Find, correct to one decimal place, the size of the smallest angle of the triangle which has sides of length 3,5,7
a^2 = b^2 + c^2 - 2bc cosA
b^2 = a^2 + c^2 - 2ac cosB
c^2 = b^2 + a^2 - 2ba cosC
where a, b, and c are the sides of the triangle, and A, B, C are the angles opposite the sides.
Plug a, b, c = 3, 5, 7 into these equations and solve for the angles A, B, C. The smallest of these angles is the answer
you can save some work by recognizing that the smallest angle is opposite the shortest side (law of sines)
To find the size of the smallest angle of a triangle with sides 3, 5, and 7, we can use the Law of Cosines.

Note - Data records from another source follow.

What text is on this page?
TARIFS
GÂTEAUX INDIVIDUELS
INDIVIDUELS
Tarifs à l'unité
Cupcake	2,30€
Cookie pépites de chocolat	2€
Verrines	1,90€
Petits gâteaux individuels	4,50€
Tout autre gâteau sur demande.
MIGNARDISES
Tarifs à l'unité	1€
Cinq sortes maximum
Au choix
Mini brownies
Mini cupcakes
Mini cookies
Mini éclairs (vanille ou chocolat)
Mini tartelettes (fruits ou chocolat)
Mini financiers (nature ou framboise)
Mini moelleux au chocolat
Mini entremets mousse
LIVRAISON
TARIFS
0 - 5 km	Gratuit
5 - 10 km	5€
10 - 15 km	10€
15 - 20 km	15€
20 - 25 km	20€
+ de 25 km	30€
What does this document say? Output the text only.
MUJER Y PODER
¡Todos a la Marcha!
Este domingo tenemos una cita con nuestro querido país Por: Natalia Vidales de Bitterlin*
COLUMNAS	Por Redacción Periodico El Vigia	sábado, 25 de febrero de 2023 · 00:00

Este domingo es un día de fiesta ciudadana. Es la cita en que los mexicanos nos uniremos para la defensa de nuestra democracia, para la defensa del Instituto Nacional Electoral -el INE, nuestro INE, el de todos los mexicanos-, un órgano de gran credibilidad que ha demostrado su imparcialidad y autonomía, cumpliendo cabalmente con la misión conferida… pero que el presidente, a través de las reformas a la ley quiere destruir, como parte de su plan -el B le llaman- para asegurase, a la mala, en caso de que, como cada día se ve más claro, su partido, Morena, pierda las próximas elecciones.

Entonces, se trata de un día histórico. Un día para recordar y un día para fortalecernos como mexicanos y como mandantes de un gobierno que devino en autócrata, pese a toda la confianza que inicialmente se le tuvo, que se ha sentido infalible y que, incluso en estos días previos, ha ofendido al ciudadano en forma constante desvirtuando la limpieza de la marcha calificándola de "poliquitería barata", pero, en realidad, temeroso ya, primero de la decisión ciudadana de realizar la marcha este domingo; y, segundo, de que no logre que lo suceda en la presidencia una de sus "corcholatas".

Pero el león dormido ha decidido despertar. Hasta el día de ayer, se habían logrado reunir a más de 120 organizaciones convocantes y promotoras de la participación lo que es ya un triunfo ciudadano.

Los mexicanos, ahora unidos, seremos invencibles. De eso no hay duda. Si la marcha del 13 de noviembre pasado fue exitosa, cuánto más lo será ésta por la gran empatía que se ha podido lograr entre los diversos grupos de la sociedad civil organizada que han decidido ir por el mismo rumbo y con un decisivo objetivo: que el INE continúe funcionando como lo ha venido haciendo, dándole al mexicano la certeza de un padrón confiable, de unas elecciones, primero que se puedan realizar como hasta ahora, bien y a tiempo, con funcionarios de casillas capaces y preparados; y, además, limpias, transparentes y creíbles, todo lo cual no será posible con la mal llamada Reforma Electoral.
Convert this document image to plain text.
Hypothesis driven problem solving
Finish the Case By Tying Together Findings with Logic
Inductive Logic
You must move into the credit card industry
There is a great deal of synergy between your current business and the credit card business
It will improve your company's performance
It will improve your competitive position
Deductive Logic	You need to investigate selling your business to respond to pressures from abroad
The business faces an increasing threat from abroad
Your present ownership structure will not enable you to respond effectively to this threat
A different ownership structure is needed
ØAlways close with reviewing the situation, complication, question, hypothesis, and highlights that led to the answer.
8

The Law of Cosines states that for any triangle with sides a, b, and c, and angle C opposite to side c, the cosine of angle C can be found using the following formula:
cos(C) = (a^2 + b^2 - c^2) / (2ab)
In this case, we want to find the smallest angle, so we need to find the side opposite to that angle, which is 3. Let's call the other two sides b and c, where b = 5 and c = 7.
Now we can substitute the values into the Law of Cosines formula:
cos(C) = (3^2 + 5^2 - 7^2) / (2 * 3 * 5)
= (9 + 25 - 49) / (30)
= (-15) / 30
= -0.5
Note that we have obtained a negative value for the cosine of angle C. This means that angle C is greater than 90 degrees, or obtuse. However, we are interested in finding the smallest angle, which must be acute (less than 90 degrees).
To find the smallest angle, we can take the inverse cosine (or arccos) of -0.5:
smallest angle = arccos(-0.5)
Using a calculator, we can find:
smallest angle ≈ 120.0 degrees
Therefore, the size of the smallest angle in the triangle with sides 3, 5, and 7 is approximately 120.0 degrees.